On May 7, the Supreme Court of the United States (SCOTUS) issued rulings in two cases argued during its October 2019 term. The court has issued 31 decisions this term.

Kelly v. United States concerned a scheme to reduce local traffic lanes on the George Washington Bridge as retaliation after Fort Lee’s mayor refused to endorse New Jersey Governor Chris Christie’s (R) 2013 re-election bid. The scheme is known as Bridgegate. The case originated from the U.S. Court of Appeals for the 3rd Circuit and was argued on January 14, 2020.

  • The issue: Whether the defendants committed property fraud.
  • The outcome: In a unanimous ruling, the court reversed the 3rd Circuit’s decision, overturning Kelly’s and Baroni’s wire fraud and fraud from federally funded programs convictions. The court held Kelly and Baroni could not have violated the federal program fraud or wire fraud laws because their actions were regulatory in nature and did not seek to obtain money or property. Justice Elena Kagan delivered the opinion.

United States v. Sineneng-Smith concerned 8 U.S.C. §1324, which makes it a federal felony to “encourag[e] or induc[e] an alien to come to, enter, or reside in the United States, knowing or in reckless disregard of the fact that such coming to, entry, or residence is or will be in violation of the law.” The case originated from the U.S. Court of Appeals for the 9th Circuit and was argued on February 25, 2020.

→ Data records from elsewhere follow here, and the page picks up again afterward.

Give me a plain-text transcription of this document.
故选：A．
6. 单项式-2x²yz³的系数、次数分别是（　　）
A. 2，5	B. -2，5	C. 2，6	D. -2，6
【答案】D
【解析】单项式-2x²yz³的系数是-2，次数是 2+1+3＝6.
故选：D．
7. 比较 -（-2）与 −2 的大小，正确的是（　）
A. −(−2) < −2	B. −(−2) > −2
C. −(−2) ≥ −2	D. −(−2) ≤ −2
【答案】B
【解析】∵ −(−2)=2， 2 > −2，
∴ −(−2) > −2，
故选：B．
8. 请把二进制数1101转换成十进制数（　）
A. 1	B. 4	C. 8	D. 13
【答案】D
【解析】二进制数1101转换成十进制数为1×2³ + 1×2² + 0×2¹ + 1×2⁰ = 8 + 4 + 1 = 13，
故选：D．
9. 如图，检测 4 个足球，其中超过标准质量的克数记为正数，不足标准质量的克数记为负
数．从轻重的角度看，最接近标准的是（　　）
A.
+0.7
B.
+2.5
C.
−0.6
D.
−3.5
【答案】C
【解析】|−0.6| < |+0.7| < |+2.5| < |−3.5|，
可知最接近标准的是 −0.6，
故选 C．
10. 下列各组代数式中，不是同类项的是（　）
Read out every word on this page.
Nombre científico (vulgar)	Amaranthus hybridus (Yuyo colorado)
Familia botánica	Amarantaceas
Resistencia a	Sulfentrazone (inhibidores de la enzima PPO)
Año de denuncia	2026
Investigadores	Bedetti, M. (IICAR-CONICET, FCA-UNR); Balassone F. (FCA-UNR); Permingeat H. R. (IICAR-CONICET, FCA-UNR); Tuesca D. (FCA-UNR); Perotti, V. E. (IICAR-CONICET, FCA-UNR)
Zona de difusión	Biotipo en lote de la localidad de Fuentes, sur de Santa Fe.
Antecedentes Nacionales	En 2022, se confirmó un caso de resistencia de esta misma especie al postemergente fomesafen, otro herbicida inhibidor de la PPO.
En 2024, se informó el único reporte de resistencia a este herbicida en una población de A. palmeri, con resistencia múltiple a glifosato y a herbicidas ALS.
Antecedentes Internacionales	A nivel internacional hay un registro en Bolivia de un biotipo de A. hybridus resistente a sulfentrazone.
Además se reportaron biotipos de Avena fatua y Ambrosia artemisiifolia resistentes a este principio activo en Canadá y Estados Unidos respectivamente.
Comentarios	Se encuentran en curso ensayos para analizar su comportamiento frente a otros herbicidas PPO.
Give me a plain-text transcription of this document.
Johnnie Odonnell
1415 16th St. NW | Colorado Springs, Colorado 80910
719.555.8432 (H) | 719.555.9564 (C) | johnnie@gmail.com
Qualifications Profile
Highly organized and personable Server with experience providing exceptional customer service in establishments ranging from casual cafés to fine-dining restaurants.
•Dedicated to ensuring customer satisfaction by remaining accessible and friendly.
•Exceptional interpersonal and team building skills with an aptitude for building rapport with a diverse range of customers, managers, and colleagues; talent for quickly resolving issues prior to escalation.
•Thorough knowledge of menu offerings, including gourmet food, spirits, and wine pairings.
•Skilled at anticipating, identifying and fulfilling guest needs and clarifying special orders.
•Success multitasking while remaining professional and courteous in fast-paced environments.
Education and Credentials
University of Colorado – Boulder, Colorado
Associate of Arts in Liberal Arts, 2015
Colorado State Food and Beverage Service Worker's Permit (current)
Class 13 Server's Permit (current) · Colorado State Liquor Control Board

  • The issue: “Whether the federal criminal prohibition against encouraging or inducing illegal immigration for commercial advantage or private financial gain, in violation of 8 U.S.C. 1324(a)(1)(A)(iv) and (B)(i), is facially unconstitutional.”
  • The outcome: The court vacated the judgment of the 9th Circuit and remanded the case in a 9-0 ruling. The court held that the 9th Circuit’s departure from the principle of party presentation, as set forth by Greenlaw v. United States (2008), by reaching to decide a question that was not raised by the respondent in the case constituted an abuse of discretion.

The party presentation principle is a legal principle where parties frame the issues for decision and courts generally serve as neutral arbiters of matters the parties present.